Furious Tories blast Lineker for ”Nazi post”
Soccer legend Gary Lineker was handed a straight red card by furious Tory MPs on Wednesday after he refused to delete a tweet comparing Rishi Sunak’s migrant plans to the actions of Nazi Germany.
The BBC’s highest-paid star, who earns £1.35million a year, also attracted the wrath of his bosses for the divisive post.
On Wednesday, Downing Street called his intervention “not acceptable”, while Tory MPs lined up to criticise his apparent breach of BBC impartiality rules.
Labour also condemned the comments, with Sir Keir Starmer’s spokesman saying comparisons with the Nazis “aren’t always the best way” to make an argument.

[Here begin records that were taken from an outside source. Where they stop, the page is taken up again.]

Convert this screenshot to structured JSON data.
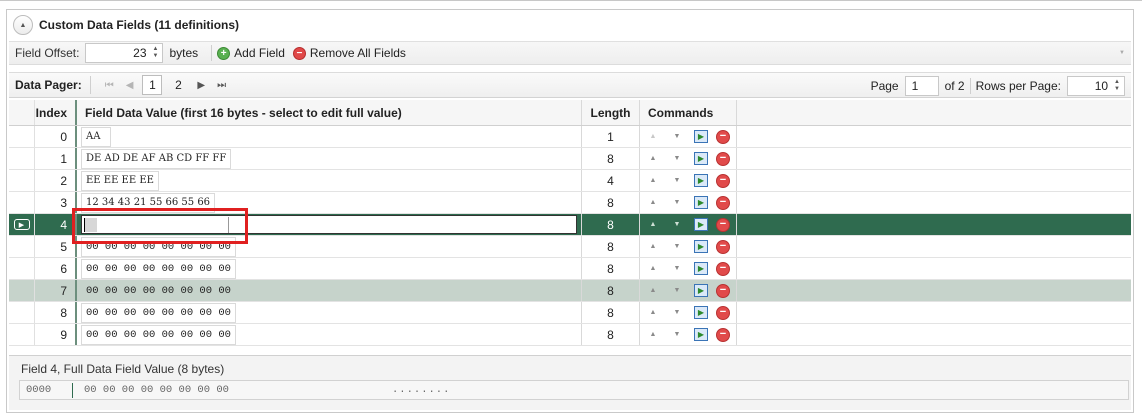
{
  "header": {
    "title": "Custom Data Fields (11 definitions)",
    "collapse_icon": "▲"
  },
  "toolbar": {
    "offset_label": "Field Offset:",
    "offset_value": "23",
    "offset_unit": "bytes",
    "add_label": "Add Field",
    "remove_label": "Remove All Fields"
  },
  "pager": {
    "label": "Data Pager:",
    "pages": [
      "1",
      "2"
    ],
    "page_label": "Page",
    "page_value": "1",
    "page_of": "of 2",
    "rows_label": "Rows per Page:",
    "rows_value": "10"
  },
  "grid": {
    "columns": {
      "index": "Index",
      "value": "Field Data Value (first 16 bytes - select to edit full value)",
      "length": "Length",
      "commands": "Commands"
    },
    "rows": [
      {
        "index": "0",
        "value": "AA",
        "length": "1"
      },
      {
        "index": "1",
        "value": "DE AD DE AF AB CD FF FF",
        "length": "8"
      },
      {
        "index": "2",
        "value": "EE EE EE EE",
        "length": "4"
      },
      {
        "index": "3",
        "value": "12 34 43 21 55 66 55 66",
        "length": "8"
      },
      {
        "index": "4",
        "value": "",
        "length": "8"
      },
      {
        "index": "5",
        "value": "00 00 00 00 00 00 00 00",
        "length": "8"
      },
      {
        "index": "6",
        "value": "00 00 00 00 00 00 00 00",
        "length": "8"
      },
      {
        "index": "7",
        "value": "00 00 00 00 00 00 00 00",
        "length": "8"
      },
      {
        "index": "8",
        "value": "00 00 00 00 00 00 00 00",
        "length": "8"
      },
      {
        "index": "9",
        "value": "00 00 00 00 00 00 00 00",
        "length": "8"
      }
    ]
  },
  "footer": {
    "title": "Field 4, Full Data Field Value (8 bytes)",
    "offset": "0000",
    "hex": "00 00 00 00 00 00 00 00",
    "ascii": "........"
  },
  "colors": {
    "selected_row": "#2f6b4f",
    "hover_row": "#c6d3cb",
    "highlight": "#e02020"
  }
}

BBC bosses on Wednesday night refused to say if the star had been given a dressing down.
Match of the Day host Gary had said he would continue to speak up for people with “no voice”. But it is understood he has not responded to calls from the BBC to “remind him of his responsibilities”.
Gary said the language used setting out the small-boats plan was “not dissimilar to that used by Germany in the 1930s”. He told his 8.6 million followers: “Good heavens, this is beyond awful.”
Replying to a Twitter user who said he was “out of order”, the former striker said: “There is no huge influx. We take far fewer refugees than other major European countries. This is just an immeasurably cruel policy directed at the most vulnerable people in language that is not dissimilar to that used by Germany in the 30s, and I’m out of order?”
Gary was active on Twitter on Wednesday, saying the “freedom of speech champions” were “demanding silence from those with whom they disagree”.
He added: “I have never known such love and support in my life than I’m getting this morning. I’ll continue to try to speak up for those poor souls that have no voice.”
Home Secretary Suella Braverman said she was “disappointed” with his comments. “It’s unhelpful to compare our measures, which are lawful, proportionate and compassionate, to 1930s Germany.”
South Thanet MP Craig Mackinlay branded the remarks a “step too far” and called on the BBC to fire Lineker.
Energy Secretary Grant Shapps tweeted: “As a Jewish Cabinet minister I need no lessons about 1930s Germany from Gary Lineker. Like Gary, I am hosting refugees in my home. Unlike Gary, I do not believe it right to tolerate criminal gangs trafficking vulnerable people across the Channel.”